Dış güçlerin planlarını ve hedeflerini ifade ediyorum; “böyle olacak” diye söylemiyorum. Bununla beraber, İran’ın Suriye üzerinden Lübnan Hizbullahı’na, dolayısıyla Filistin direnişine olan desteğinin kesilmesi isteniyor ki bu, büyük ölçüde şu anda kesildi. Bütün bu tehlikelere ve endişelerimize rağmen, hükümet kanadı, iktidar kanadı son derece mutlu ve bir zafer tablosu ortaya koymaya çalışıyor. Ancak biz de diyoruz ki: Bu endişelere ve ortada duran bu tehlikelere karşı bir ajandanız, bir planınız, bir eylem planınız var mı? Bir tedbiriniz var mı? Neye göre seviniyorsunuz, neye göre mutlu oluyorsunuz? Terör devleti kurulursa, Suriye dörde ya da beşe bölünürse, orada bir kaos oluşursa, orada işbirlikçi bir yönetim iktidarda olursa ve İsrail şu anda Suriye topraklarındaki bu işgallerini artırarak devam ettirirse, ne yapacağız? Bundan da mutlu olacak mıyız? Bu soruyu soruyoruz. Amerikan askerlerinin, PYD’nin, YPG’nin ve İsrail’in Suriye topraklarındaki bu işgali devam ettiği sırada neyin zaferini kutladığımızı ifade ediyoruz.

Evet, zafer kutlayalım! Ancak, kucaklayıcı ve kapsayıcı yeni bir yönetim kurulursa, demokrasi ve insan hakları hâkim olursa, PYD’nin, YPG’nin, Amerikan askerlerinin ve İsrail’in işgali Suriye’den ortadan kalkarsa, Suriye’nin toprak bütünlüğü ve üniter yapısı korunursa, o zaman bir zafer kutlayalım. Şu anda, tabiri caizse erkenden bir havaya girilmiş durumda.”

“Suriye dört parçaya bölünüyor”

Suriye’nin bölünme süreci ve terör devleti İsrail’in planları hakkında çok önemli bilgiler veren Erbakan şunları söyledi:

“Tabii, bu şüphelerimizi ve endişelerimizi artıran gelişmeler oluyor. Amerika ve Avrupa medyasında, Türkiye’deki medyaya her ne kadar yansıtılmasa da, bizim 30 seneden beri Milli Görüş olarak söylediğimiz, rahmetli Erbakan hocamızın 30 seneden beri dile getirdiği endişeleri haklı çıkaracak şekilde ve Yeniden Refah Partisi olarak ifade ettiğimiz endişeleri doğrulayan haberler yer alıyor.

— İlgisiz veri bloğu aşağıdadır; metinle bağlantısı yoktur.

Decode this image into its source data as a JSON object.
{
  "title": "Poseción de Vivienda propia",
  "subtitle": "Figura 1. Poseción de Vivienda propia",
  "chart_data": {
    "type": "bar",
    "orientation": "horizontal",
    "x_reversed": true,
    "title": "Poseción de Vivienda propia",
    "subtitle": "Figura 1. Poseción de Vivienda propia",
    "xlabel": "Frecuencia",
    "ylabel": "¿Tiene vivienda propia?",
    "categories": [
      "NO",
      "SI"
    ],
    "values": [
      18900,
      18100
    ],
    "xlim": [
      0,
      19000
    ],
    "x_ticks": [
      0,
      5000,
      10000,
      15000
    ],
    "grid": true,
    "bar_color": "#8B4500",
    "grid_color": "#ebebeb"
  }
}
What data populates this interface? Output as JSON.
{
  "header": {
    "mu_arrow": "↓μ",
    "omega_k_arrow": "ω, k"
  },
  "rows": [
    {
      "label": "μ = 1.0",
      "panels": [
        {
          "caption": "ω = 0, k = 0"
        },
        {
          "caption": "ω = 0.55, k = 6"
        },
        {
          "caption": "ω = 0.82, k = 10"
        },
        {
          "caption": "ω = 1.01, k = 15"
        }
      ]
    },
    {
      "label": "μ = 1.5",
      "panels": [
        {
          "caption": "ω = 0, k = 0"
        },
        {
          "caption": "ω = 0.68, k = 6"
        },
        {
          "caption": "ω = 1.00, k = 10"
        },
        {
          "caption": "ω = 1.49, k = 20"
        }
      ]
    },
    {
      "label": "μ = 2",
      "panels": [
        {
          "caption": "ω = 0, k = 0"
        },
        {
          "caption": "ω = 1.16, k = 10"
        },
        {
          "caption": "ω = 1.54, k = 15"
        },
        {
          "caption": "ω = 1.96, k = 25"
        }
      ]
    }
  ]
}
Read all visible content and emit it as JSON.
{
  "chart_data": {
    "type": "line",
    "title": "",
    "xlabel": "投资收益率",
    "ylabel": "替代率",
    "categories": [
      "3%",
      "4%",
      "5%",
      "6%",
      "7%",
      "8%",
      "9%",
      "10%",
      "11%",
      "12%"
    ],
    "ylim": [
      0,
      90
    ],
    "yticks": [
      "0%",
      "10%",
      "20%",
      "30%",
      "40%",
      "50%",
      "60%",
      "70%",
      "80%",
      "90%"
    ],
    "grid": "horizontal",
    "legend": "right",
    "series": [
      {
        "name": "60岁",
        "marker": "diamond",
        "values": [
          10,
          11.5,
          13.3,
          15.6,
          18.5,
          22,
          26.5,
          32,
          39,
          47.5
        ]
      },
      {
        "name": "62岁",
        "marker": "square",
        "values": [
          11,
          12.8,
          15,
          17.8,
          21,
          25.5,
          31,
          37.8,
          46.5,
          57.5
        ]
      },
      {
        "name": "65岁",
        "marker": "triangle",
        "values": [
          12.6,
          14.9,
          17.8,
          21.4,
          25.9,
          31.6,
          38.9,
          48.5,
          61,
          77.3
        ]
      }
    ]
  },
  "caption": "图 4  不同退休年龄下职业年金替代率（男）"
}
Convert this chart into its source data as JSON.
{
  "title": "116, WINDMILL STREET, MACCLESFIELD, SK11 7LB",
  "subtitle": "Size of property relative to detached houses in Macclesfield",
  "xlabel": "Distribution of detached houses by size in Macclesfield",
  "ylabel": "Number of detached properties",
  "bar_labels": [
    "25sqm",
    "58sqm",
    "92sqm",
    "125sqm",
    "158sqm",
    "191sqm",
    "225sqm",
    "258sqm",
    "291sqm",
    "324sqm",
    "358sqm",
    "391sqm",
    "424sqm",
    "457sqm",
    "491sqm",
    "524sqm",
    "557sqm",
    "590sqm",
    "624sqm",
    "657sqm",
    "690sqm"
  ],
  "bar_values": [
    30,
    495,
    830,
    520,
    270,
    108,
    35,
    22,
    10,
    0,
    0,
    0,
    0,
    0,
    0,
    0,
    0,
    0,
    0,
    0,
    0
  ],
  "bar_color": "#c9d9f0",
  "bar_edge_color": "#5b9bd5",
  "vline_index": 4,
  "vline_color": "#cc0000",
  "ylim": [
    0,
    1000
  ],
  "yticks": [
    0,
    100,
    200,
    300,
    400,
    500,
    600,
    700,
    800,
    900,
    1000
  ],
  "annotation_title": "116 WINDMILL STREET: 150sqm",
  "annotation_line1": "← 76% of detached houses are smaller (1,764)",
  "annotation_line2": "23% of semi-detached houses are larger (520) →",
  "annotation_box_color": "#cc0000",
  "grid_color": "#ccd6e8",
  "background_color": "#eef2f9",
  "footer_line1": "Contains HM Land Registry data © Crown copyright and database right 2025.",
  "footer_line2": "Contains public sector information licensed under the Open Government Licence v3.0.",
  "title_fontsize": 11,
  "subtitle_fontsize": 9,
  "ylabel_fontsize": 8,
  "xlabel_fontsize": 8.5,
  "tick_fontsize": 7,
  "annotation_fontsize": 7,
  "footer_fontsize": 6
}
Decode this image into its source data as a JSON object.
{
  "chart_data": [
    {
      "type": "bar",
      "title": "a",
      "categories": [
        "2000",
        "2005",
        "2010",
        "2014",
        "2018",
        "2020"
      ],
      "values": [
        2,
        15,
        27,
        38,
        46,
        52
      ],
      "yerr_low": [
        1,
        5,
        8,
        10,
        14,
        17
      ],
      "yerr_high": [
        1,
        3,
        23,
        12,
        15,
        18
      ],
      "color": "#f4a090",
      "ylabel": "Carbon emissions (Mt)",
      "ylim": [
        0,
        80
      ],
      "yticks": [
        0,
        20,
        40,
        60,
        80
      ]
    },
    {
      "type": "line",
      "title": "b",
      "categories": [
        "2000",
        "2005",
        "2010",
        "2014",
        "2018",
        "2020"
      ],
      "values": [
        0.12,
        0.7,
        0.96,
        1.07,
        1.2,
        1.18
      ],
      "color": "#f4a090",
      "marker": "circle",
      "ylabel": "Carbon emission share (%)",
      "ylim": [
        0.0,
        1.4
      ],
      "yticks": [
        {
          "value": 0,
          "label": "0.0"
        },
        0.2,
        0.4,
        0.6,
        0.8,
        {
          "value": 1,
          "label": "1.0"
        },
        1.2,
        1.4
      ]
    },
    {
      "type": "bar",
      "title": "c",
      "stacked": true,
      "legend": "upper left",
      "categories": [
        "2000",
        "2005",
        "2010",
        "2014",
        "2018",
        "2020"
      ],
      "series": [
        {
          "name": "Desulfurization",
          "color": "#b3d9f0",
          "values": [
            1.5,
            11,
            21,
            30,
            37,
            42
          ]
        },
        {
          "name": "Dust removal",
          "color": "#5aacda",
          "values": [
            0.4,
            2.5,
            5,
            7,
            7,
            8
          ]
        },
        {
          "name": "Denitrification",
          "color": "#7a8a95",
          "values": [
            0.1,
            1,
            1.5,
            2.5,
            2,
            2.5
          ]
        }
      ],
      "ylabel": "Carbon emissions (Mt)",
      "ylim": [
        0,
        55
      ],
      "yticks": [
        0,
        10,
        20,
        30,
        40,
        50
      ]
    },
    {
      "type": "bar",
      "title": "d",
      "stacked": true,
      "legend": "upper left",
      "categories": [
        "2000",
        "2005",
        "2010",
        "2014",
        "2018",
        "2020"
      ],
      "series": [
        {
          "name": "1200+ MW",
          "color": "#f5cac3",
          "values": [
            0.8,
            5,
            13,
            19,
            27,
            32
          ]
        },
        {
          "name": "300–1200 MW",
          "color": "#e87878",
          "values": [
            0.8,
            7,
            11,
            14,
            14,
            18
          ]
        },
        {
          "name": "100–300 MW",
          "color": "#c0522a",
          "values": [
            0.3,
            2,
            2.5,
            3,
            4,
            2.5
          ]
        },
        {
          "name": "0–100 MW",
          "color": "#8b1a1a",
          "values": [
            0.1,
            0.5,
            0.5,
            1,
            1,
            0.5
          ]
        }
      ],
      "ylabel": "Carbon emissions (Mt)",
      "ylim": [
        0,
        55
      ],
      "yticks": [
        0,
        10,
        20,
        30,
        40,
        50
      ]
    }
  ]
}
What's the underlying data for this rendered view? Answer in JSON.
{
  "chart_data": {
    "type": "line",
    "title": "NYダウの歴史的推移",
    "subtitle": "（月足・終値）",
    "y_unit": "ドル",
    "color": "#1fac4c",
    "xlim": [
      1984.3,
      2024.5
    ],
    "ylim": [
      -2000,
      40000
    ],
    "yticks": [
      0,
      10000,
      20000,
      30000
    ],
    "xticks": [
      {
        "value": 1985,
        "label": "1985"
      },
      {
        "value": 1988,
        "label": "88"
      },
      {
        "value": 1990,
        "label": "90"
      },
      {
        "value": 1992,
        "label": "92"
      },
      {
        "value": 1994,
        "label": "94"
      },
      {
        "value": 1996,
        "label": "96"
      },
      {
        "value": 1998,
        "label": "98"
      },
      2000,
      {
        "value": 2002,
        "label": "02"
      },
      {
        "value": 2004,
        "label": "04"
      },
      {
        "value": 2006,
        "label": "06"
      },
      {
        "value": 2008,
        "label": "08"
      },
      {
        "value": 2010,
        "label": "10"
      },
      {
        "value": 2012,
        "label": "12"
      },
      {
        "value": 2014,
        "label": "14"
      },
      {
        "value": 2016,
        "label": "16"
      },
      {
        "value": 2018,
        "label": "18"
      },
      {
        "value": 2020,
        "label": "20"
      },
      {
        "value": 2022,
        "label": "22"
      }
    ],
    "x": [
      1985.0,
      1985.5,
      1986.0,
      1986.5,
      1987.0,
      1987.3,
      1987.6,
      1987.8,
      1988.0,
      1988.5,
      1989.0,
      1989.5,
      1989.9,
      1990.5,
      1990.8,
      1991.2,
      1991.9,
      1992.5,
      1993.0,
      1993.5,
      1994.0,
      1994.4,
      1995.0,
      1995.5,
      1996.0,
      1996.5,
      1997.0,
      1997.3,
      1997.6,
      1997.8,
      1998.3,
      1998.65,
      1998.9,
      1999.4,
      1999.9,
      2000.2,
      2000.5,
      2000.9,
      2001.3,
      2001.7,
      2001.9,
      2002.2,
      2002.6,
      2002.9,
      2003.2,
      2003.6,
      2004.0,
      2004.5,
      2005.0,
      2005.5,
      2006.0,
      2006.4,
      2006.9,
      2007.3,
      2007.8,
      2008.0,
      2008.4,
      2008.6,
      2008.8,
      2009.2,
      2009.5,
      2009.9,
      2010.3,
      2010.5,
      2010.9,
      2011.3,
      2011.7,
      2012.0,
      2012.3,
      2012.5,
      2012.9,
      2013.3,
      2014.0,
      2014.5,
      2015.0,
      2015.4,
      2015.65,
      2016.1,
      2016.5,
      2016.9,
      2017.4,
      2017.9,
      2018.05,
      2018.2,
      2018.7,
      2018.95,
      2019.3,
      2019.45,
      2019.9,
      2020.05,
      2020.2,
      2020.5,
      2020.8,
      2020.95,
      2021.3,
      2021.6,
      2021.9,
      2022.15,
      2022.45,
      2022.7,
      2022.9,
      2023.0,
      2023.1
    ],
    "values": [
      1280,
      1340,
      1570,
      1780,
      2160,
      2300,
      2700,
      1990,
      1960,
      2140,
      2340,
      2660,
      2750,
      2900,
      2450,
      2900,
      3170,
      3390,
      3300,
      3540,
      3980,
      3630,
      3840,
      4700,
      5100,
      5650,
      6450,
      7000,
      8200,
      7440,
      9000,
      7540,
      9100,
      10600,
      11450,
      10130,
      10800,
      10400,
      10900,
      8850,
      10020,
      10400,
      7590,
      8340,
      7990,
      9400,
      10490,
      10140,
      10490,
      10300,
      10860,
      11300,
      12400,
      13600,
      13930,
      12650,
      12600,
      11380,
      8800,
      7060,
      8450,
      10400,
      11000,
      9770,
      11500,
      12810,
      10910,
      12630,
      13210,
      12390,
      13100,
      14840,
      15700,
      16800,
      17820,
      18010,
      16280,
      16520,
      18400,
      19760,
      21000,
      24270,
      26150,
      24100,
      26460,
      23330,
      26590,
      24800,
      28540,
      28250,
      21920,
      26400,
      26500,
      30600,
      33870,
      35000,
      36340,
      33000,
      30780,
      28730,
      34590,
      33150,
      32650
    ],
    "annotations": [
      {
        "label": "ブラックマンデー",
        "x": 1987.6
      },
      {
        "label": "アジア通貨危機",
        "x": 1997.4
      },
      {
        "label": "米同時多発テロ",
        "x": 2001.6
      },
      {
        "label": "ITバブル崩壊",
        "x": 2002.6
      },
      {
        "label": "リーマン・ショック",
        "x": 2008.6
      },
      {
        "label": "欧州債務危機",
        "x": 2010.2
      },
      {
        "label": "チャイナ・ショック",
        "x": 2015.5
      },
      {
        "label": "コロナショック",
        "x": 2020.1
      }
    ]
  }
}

Nedir bu haberler? Amerika, İsrail ve Fransa arasında Suriye’nin dörde bölünmesine ilişkin müzakereler yapıldığına dair haberler yayınlanıyor. Örneğin, Suriye’nin batıda Alevi, Şii, Nusayri; kuzeyde Kürt; güneyde İsrail kontrolünde Dürzi bölgesi; Şam’da ise HTŞ’nin kontrolünde bir Sünni bölgesi olmak üzere dört parçaya bölünmesi, HTŞ’nin terör listesinden çıkartılması ve Ahmed eş-Şara’nın kurulacak olan bu Suriye Federasyonu’nun devlet başkanı olması senaryosu açık bir şekilde dile getiriliyor. Bu planın, Büyük Orta Doğu Projesi’nin önemli bir adımı olacağı ifade ediliyor.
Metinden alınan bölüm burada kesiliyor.